Dr Wilson said these findings correlated with trends she had seen at Media Doctor. She said scientists stood to gain from biased media reporting. What was not made clear in articles was that researchers had a great deal at stake.
“Researchers are constantly looking out for funding and if you have a publication that has a good media response, then there’s a better chance of being in the minds of the people who make the funding decisions”, Dr Wilson said.
Media Doctor had noted a spike in the number of early phase research stories in the media at the time when bodies such as the NHMRC were making their funding decisions.
She suggested that guidelines governing the ethics of medical research could be extended to cover what researchers say to the media.

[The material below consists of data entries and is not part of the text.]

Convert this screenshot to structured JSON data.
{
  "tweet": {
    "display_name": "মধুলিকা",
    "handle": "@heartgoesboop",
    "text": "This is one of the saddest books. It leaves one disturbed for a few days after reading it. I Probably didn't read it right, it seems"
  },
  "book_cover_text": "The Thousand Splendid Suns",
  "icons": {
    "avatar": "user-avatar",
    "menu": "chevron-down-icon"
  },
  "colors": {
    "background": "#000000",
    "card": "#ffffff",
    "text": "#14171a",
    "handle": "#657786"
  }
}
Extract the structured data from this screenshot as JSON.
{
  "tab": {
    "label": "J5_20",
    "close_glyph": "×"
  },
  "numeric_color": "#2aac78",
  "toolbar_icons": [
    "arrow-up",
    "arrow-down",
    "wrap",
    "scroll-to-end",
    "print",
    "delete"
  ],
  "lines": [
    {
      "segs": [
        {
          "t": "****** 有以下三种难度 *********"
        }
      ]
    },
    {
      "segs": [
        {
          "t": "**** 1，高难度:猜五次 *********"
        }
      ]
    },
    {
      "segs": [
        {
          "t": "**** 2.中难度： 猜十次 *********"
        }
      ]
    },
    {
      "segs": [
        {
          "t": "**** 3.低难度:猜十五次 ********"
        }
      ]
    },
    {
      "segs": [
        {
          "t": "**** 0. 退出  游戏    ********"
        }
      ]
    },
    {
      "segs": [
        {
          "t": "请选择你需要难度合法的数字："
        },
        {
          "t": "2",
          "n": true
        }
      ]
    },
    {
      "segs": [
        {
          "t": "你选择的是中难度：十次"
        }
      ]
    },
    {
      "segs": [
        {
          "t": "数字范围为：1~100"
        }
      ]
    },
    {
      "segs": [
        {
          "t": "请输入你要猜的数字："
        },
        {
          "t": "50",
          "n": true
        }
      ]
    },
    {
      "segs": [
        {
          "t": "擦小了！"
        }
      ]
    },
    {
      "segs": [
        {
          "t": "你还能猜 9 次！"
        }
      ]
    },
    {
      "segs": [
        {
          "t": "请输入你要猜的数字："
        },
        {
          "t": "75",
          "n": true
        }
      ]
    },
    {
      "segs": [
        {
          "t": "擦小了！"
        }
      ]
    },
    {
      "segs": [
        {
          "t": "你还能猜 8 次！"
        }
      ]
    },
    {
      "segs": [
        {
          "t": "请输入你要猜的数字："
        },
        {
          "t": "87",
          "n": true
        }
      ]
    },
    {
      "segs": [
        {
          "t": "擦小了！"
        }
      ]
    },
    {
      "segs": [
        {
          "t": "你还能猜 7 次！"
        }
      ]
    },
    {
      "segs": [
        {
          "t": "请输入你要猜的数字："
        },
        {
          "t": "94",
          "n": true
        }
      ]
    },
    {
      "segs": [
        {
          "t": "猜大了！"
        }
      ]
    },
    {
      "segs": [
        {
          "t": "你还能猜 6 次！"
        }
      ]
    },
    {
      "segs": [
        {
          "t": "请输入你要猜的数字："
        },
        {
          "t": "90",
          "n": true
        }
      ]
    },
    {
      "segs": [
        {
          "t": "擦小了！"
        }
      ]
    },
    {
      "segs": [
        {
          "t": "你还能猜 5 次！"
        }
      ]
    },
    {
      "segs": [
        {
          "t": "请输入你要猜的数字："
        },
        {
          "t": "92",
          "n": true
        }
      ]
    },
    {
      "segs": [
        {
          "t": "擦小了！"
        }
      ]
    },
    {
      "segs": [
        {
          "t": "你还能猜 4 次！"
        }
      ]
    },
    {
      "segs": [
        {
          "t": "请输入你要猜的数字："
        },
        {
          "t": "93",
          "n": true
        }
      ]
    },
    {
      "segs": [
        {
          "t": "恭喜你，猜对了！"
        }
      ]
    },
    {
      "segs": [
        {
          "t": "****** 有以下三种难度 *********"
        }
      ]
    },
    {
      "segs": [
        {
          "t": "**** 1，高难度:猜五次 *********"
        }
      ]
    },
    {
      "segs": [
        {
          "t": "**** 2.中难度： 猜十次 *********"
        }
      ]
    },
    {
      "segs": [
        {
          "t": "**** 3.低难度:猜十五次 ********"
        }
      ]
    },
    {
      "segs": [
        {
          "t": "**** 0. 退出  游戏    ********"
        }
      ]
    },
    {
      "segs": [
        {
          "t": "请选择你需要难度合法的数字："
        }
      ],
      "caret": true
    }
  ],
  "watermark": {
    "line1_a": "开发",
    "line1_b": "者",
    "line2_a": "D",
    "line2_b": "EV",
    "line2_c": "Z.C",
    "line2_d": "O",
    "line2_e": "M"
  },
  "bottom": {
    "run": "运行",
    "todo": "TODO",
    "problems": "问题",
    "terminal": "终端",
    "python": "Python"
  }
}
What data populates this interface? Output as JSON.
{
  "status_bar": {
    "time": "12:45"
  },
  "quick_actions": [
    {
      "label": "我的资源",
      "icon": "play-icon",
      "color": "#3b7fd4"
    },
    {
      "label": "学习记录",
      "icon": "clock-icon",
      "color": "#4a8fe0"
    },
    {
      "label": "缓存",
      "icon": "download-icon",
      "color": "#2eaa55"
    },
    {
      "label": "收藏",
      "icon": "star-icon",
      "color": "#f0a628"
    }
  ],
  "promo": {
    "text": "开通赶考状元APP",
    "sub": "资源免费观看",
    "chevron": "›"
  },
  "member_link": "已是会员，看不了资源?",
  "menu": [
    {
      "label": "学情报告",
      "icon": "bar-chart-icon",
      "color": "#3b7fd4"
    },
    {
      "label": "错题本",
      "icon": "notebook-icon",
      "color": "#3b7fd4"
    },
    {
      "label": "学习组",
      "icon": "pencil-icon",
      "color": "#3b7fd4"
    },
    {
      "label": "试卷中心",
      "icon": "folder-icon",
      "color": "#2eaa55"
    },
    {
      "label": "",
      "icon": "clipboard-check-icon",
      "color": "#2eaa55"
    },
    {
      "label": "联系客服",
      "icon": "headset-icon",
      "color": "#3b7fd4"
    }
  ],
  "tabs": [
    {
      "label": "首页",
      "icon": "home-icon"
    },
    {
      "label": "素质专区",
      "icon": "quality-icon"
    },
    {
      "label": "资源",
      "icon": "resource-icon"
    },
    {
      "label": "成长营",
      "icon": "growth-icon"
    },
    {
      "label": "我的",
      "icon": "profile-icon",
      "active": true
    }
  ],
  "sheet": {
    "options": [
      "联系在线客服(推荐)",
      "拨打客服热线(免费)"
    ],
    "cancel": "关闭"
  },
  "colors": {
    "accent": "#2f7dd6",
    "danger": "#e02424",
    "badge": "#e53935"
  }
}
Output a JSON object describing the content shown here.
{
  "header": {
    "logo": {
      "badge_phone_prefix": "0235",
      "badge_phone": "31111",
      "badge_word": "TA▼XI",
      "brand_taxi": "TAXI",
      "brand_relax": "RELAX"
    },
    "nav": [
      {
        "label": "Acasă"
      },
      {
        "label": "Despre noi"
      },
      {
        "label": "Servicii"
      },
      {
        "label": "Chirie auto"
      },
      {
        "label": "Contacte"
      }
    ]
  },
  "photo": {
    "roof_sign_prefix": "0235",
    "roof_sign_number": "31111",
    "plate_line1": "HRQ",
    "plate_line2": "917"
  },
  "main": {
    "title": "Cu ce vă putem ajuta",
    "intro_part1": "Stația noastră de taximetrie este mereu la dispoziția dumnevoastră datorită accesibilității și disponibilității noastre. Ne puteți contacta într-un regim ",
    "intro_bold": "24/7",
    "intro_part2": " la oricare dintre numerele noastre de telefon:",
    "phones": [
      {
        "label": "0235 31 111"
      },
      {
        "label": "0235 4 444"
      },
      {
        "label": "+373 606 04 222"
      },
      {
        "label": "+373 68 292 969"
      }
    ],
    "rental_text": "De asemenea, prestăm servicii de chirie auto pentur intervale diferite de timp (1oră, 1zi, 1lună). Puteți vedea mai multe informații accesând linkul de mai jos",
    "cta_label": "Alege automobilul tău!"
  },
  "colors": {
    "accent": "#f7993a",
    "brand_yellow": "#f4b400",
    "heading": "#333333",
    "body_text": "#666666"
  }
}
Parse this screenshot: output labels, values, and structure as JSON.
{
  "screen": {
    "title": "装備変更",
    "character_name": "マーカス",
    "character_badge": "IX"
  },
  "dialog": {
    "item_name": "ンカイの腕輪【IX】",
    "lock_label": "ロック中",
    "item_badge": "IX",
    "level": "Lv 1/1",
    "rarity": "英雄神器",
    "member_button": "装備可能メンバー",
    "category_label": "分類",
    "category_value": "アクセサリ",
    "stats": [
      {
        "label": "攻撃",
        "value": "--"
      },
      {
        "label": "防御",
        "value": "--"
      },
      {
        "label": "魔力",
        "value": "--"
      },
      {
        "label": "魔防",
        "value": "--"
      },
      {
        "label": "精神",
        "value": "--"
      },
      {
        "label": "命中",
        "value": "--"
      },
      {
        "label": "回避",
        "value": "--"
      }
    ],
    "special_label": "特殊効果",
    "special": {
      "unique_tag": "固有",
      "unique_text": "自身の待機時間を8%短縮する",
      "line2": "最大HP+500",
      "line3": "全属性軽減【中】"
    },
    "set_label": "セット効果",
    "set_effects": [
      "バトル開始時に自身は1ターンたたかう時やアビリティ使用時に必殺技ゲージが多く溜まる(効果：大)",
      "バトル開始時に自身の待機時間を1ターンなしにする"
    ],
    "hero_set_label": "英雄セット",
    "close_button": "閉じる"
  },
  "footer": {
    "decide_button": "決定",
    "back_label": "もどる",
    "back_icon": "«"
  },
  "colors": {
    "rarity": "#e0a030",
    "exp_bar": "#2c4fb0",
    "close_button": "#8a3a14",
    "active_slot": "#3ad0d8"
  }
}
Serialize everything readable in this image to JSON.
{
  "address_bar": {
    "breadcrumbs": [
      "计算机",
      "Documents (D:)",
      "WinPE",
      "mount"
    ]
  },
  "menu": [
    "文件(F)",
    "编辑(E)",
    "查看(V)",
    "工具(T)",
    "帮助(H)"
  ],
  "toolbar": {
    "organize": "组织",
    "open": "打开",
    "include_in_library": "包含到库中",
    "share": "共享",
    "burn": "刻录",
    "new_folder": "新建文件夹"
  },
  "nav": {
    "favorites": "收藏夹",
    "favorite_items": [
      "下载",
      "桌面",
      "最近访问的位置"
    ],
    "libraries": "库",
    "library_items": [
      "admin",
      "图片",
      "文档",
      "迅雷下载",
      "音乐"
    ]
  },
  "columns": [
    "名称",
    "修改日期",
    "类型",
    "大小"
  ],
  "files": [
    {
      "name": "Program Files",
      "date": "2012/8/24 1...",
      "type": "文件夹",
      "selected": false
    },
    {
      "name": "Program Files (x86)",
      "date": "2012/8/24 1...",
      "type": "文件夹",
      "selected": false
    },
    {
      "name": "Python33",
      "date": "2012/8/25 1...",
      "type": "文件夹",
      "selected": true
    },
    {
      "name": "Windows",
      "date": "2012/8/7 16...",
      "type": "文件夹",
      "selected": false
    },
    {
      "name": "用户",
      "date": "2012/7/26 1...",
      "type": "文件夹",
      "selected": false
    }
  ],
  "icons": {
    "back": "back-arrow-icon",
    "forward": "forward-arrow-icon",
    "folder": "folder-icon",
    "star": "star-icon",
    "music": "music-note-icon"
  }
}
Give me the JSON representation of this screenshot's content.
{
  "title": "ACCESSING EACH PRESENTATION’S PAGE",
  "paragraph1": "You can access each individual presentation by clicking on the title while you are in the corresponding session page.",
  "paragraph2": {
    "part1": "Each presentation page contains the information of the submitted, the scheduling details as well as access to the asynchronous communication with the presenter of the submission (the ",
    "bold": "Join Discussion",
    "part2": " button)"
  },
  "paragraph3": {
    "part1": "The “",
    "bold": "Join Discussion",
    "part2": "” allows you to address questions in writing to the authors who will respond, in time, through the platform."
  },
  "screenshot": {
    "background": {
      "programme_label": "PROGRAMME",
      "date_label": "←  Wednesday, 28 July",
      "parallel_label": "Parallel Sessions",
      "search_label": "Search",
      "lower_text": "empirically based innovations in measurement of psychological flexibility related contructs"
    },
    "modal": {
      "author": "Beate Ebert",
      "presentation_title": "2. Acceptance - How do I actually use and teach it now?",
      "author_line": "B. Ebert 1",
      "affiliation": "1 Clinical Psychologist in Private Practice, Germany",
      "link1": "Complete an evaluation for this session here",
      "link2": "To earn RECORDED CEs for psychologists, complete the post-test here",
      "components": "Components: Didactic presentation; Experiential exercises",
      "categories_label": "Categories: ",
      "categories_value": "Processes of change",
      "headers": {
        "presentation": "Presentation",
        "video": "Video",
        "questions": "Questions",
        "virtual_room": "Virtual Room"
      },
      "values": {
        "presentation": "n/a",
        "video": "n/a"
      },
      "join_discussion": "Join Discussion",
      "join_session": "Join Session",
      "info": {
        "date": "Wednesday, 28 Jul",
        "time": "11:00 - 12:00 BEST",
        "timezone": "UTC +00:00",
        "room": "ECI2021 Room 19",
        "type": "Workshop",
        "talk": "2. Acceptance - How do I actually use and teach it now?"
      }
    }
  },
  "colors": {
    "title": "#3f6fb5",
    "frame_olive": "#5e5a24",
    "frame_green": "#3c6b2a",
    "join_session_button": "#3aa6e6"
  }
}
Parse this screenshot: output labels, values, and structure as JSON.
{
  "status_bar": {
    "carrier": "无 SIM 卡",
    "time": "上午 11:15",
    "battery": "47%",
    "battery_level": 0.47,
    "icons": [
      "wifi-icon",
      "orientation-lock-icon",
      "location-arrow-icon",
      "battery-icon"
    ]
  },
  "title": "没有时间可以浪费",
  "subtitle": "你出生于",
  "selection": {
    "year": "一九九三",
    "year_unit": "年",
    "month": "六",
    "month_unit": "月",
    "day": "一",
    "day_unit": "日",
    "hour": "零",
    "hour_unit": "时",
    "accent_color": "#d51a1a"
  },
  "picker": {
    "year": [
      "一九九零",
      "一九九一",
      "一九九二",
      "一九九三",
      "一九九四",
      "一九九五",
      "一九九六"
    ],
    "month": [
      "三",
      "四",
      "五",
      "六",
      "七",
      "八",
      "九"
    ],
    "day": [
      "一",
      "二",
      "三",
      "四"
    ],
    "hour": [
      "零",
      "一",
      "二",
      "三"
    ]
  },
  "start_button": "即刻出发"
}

Coauthor of the MJA paper, Professor Philip Mitchell, head of the school of psychiatry at the University of NSW, agreed that medical researchers needed to be careful not to oversell their findings to journalists or the public.
Professor Mitchell said “overpromising” the results of studies in the media had implications for doctors, particularly when patients came in asking for treatments or tests they’d read about in newspapers.
“Being a specialist psychiatrist, people write to me saying ‘Can I have this test?’… The difficulty is in explaining that there’s a big gap between what’s reported and something that’s going to be clinically useful”, he said.
The MJA paper also found that the number of stories about psychiatric genetics had steadily increased since 1996.
Professor Mitchell said this was pleasing, particularly as there had been major advances in the field over this time. “There is some substance to the story”, he said.
Among news stories which considered the aetiology of psychiatric illness, most focused on the interaction between genetic and environmental factors, which Professor Mitchell said reflected the reality.
However, he acknowledged that there were some “internal contradictions” in the data. For instance, stories that considered the role of genes in developing mental illness mostly emphasised genetic determinism.
There was also an overall lack of stories exploring the ethical implications of psychiatric genetics.